Eso sí: en un momento de su vida el genio de Tréveris se percató de la necesidad de superar un paradigma epistemológico descrito por Andrés Francisco en entrevista con Salvador López Arnal (Rebelión): “Pero hay algo en Marx que me produce desazón. Es esa hibrys fáustica que a menudo aparece en sus visiones históricas del futuro. Piensa en sus escritos sobre la India, en ese ferrocarril endiablado y futurista que trae muerte a la vez que civilización. Subyace en ese texto -y en otros- una suerte de concepción sacrificial de la historia, ligada a una fe trágica en la dialéctica emancipadora final de la civilización material del capitalismo y el progreso. Nadie como Marschall Berman -en su maravilloso Todo lo sólido se desvanece en el aire- ha captado esta dimensión fáustica -la destrucción creativa- de la modernidad que al final cobra vida propia y desata fuerzas mefistofélicas que el hombre ya no puede controlar […] Si alguna conexión puede trazarse entre el monstruo totalitario soviético y Marx sería por esa vía indirecta”.
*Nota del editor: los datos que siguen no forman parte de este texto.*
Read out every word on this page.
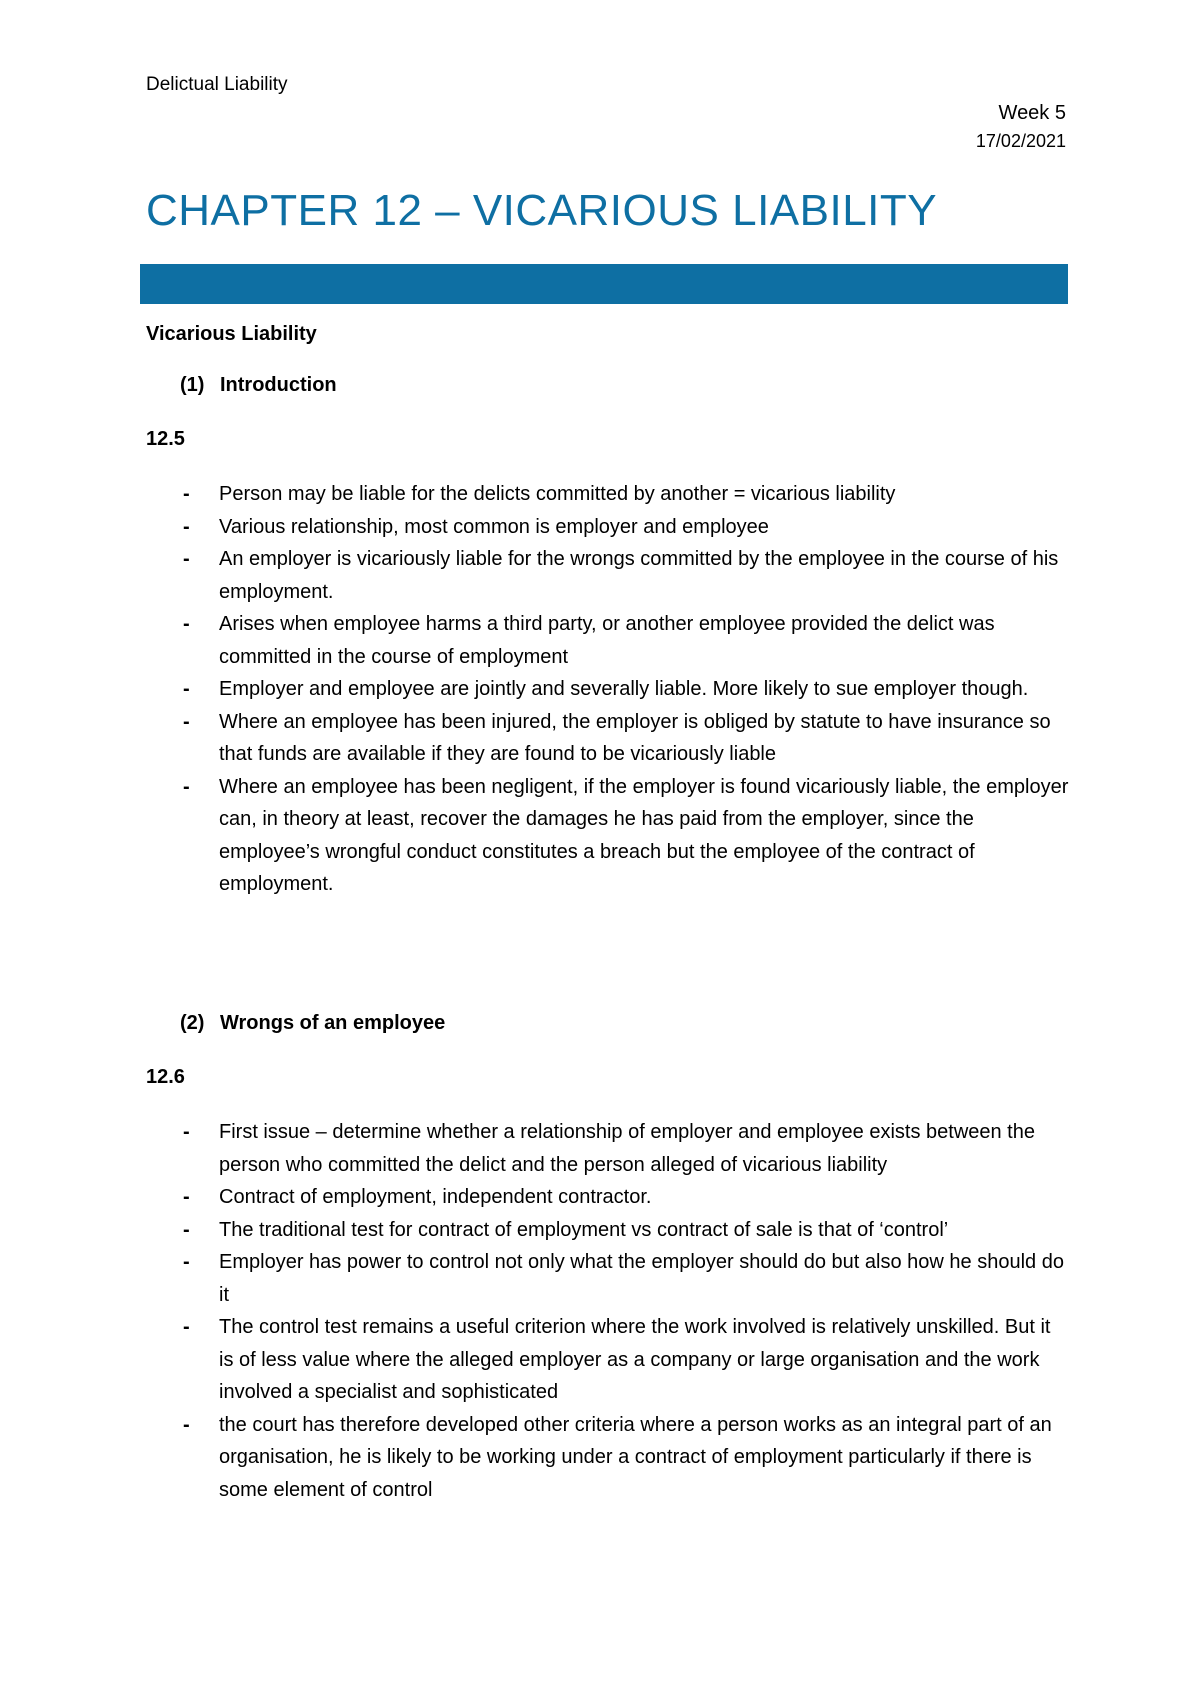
Delictual Liability
Week 5
17/02/2021
CHAPTER 12 – VICARIOUS LIABILITY
Vicarious Liability
(1) Introduction
12.5
- Person may be liable for the delicts committed by another = vicarious liability
- Various relationship, most common is employer and employee
- An employer is vicariously liable for the wrongs committed by the employee in the course of his employment.
- Arises when employee harms a third party, or another employee provided the delict was committed in the course of employment
- Employer and employee are jointly and severally liable. More likely to sue employer though.
- Where an employee has been injured, the employer is obliged by statute to have insurance so that funds are available if they are found to be vicariously liable
- Where an employee has been negligent, if the employer is found vicariously liable, the employer can, in theory at least, recover the damages he has paid from the employer, since the employee’s wrongful conduct constitutes a breach but the employee of the contract of employment.
(2) Wrongs of an employee
12.6
- First issue – determine whether a relationship of employer and employee exists between the person who committed the delict and the person alleged of vicarious liability
- Contract of employment, independent contractor.
- The traditional test for contract of employment vs contract of sale is that of ‘control’
- Employer has power to control not only what the employer should do but also how he should do it
- The control test remains a useful criterion where the work involved is relatively unskilled. But it is of less value where the alleged employer as a company or large organisation and the work involved a specialist and sophisticated
- the court has therefore developed other criteria where a person works as an integral part of an organisation, he is likely to be working under a contract of employment particularly if there is some element of control
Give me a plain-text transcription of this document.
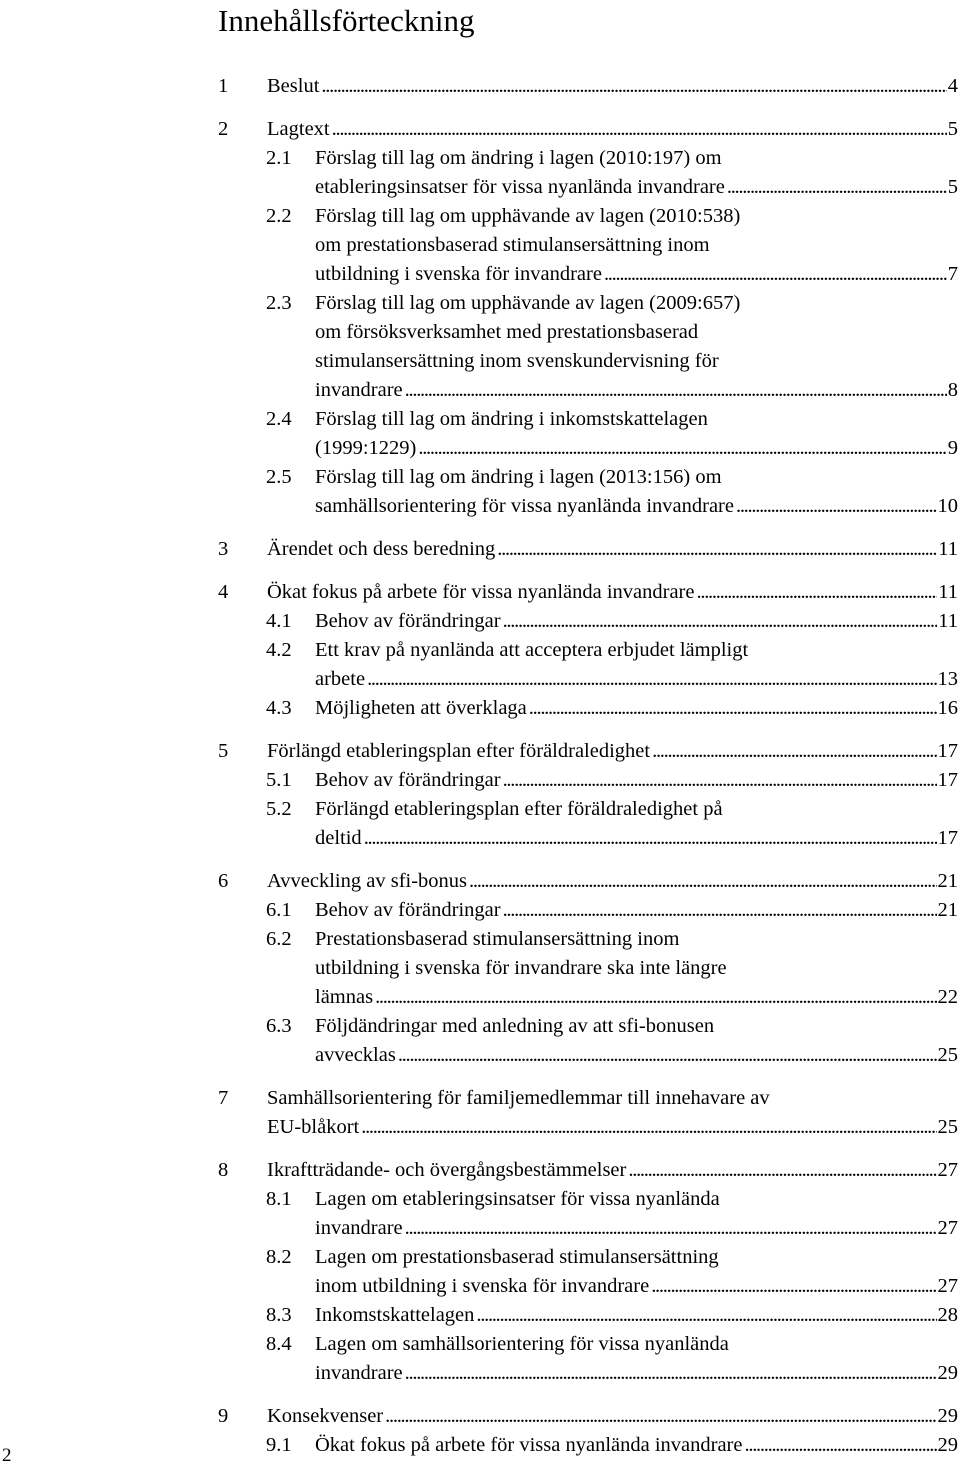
2
Innehållsförteckning
1	Beslut . . .	4
2	Lagtext . . .	5
2.1	Förslag till lag om ändring i lagen (2010:197) om
etableringsinsatser för vissa nyanlända invandrare . . .	5
2.2	Förslag till lag om upphävande av lagen (2010:538)
om prestationsbaserad stimulansersättning inom
utbildning i svenska för invandrare . . .	7
2.3	Förslag till lag om upphävande av lagen (2009:657)
om försöksverksamhet med prestationsbaserad
stimulansersättning inom svenskundervisning för
invandrare . . .	8
2.4	Förslag till lag om ändring i inkomstskattelagen
(1999:1229) . . .	9
2.5	Förslag till lag om ändring i lagen (2013:156) om
samhällsorientering för vissa nyanlända invandrare . . .	10
3	Ärendet och dess beredning . . .	11
4	Ökat fokus på arbete för vissa nyanlända invandrare . . .	11
4.1	Behov av förändringar . . .	11
4.2	Ett krav på nyanlända att acceptera erbjudet lämpligt
arbete . . .	13
4.3	Möjligheten att överklaga . . .	16
5	Förlängd etableringsplan efter föräldraledighet . . .	17
5.1	Behov av förändringar . . .	17
5.2	Förlängd etableringsplan efter föräldraledighet på
deltid . . .	17
6	Avveckling av sfi-bonus . . .	21
6.1	Behov av förändringar . . .	21
6.2	Prestationsbaserad stimulansersättning inom
utbildning i svenska för invandrare ska inte längre
lämnas . . .	22
6.3	Följdändringar med anledning av att sfi-bonusen
avvecklas . . .	25
7	Samhällsorientering för familjemedlemmar till innehavare av
EU-blåkort . . .	25
8	Ikraftträdande- och övergångsbestämmelser . . .	27
8.1	Lagen om etableringsinsatser för vissa nyanlända
invandrare . . .	27
8.2	Lagen om prestationsbaserad stimulansersättning
inom utbildning i svenska för invandrare . . .	27
8.3	Inkomstskattelagen . . .	28
8.4	Lagen om samhällsorientering för vissa nyanlända
invandrare . . .	29
9	Konsekvenser . . .	29
9.1	Ökat fokus på arbete för vissa nyanlända invandrare . . .	29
Soslayando el desborde del calificativo anterior, a estas alturas constituye consenso que la comprensión dogmática del marxismo reflejada en los conocidos DIAMAT e HISMAT situó las categorías principales del corpus teórico en el terreno de las relaciones técnico-materiales, el aumento de la productividad del trabajo, y, por ende -asevera Néstor Kohan en Marx en su (Tercer) Mundo. Hacia un socialismo no colonizado-, “la proporción del avance de las fuerzas productivas funcionará [funcionó] como índice del progreso humano, en tanto expresión del grado de dominio sobre la naturaleza […] Stalin sostuvo sin ambigüedades que la URSS era la mejor sociedad ‘porque siempre producía más acero’. ¿Qué criterio de racionalidad implícito tenía para medir de ese modo el desarrollo social? Cuando más tarde el Che Guevara afirmaba heréticamente desde la Revolución Cubana que el ‘comunismo’ meramente ‘económico’, sin una moral comunista, no le interesaba, ¿qué otro marco de referencia subyacente ponía en juego?”. Con la expuesta noción de progreso, ¿dónde quedaría el hombre nuevo?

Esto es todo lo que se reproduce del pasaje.